Despite the severe lifestyle required to become a Poor Clare, communities spread quickly throughout Europe. By 1300 there were 47 convents in Spain alone. The Reformation halted the spread of the Order for a time in Northwest Europe but by the 19th Century Poor Clares were in the ascendent again, particularly in Belgium where the nuns based in Bruges and Ghent established another 26 new convents in the country along with a dozen in England, the Netherlands, Germany and France.
But by 1990 the Belgium nun explosion had slowed to a trickle and the once burgeoning Poor Clares of Bruges convent appeared to be in terminal decline. Only eight sisters remained, ranging in age from 61 to 93. According to reports, the catalyst for their actions was the realization that the bishop's office had placed their home on a list of convents closed to new recruits. With no fresh blood and ageing residents, the designation was effectively a ‘do not resuscitate' order. When the last nun died, the convent died with her and the property and everything in it returned to the diocese. Church authorities later argued that there were simply not enough young women joining the sisterhood to maintain the convent and that although the inhabitants of the convent were old, they could have lived there for ‘many more years'. The nuns saw it differently. In later testimony, Sister Josephine, described by lawyers as ‘very clear of mind, not senile' explained the rationale behind what happened next. “Why should we just let it bleed to death and let the diocese get all the goods back?”
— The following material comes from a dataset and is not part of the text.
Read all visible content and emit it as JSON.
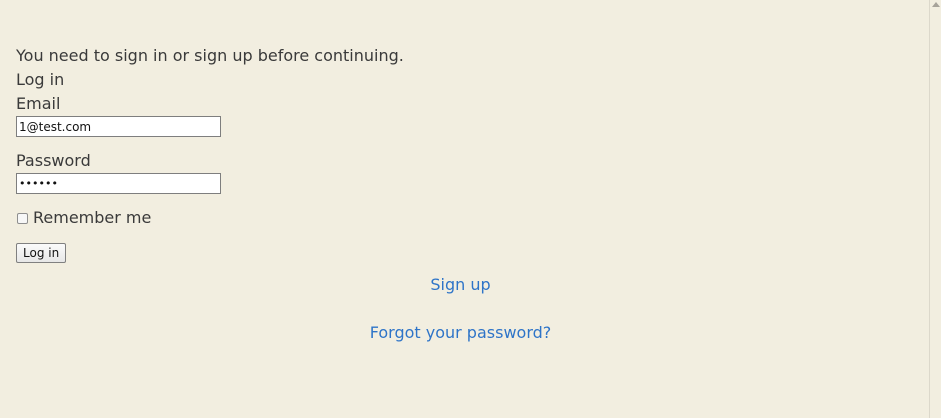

The wily nuns spotted a solution in the arcane statutes that controlled the running of the convent. Under the existing by-laws, the diocese of Bruges stood to receive the property and any goods within it after the death of the sisters. But as the convent was classed as a non-profit organization, the nuns were able to change the by-laws without permission from the Diocese and became its legal owners. They were then free to sell it. They found buyers, a partnership of textile firms, and enlisted the help of a financial advisor named Ronny Crab.
In the subsequent spending spree, with Crab's help, they bought a chateau in the south of France and a farm, 11 racehorses and six luxury cars including three Mercedes-Benz models equipped with telephones and televisions. As none of them could drive they travelled to their new home in a $110,000 Mercedes limousine. The remaining money was put in accounts.
When news of the scandal reached the Bishop of Bruges, Rev. Roger Vangheluwe, who started legal proceedings to recover the property and any artifacts within it. Reports state that several paintings had also disappeared from the convent, along with the nuns.
Incredibly it wasn't the only convent controversy the bishop was dealing with at the time. In the coastal town of Nieuwport, 40kms away, another superfluity of Poor Clares, led by their cigar chomping Mercedes-driving Mother Superior, had purchased a disused wing of their convent and turned it into a $100-a-night luxury hotel complete with Persian rugs, antiques, marble bathrooms, a conference center, restaurant and leisure center.
Vangheluwe claimed the sale of the Bruge convent was null and void because the Vatican did not approve it, but legal opinion was divided. At the behest of the church, police launched an investigation, and a complaint was made against Crab, who was accused of assaulting a novice nun, forgery, fraud and breach of confidence. He was arrested on February 27, 1990, while investigators were dispatched to France to question the nuns. In Bruges cops seized historic artifacts from the convent that the nuns had left behind.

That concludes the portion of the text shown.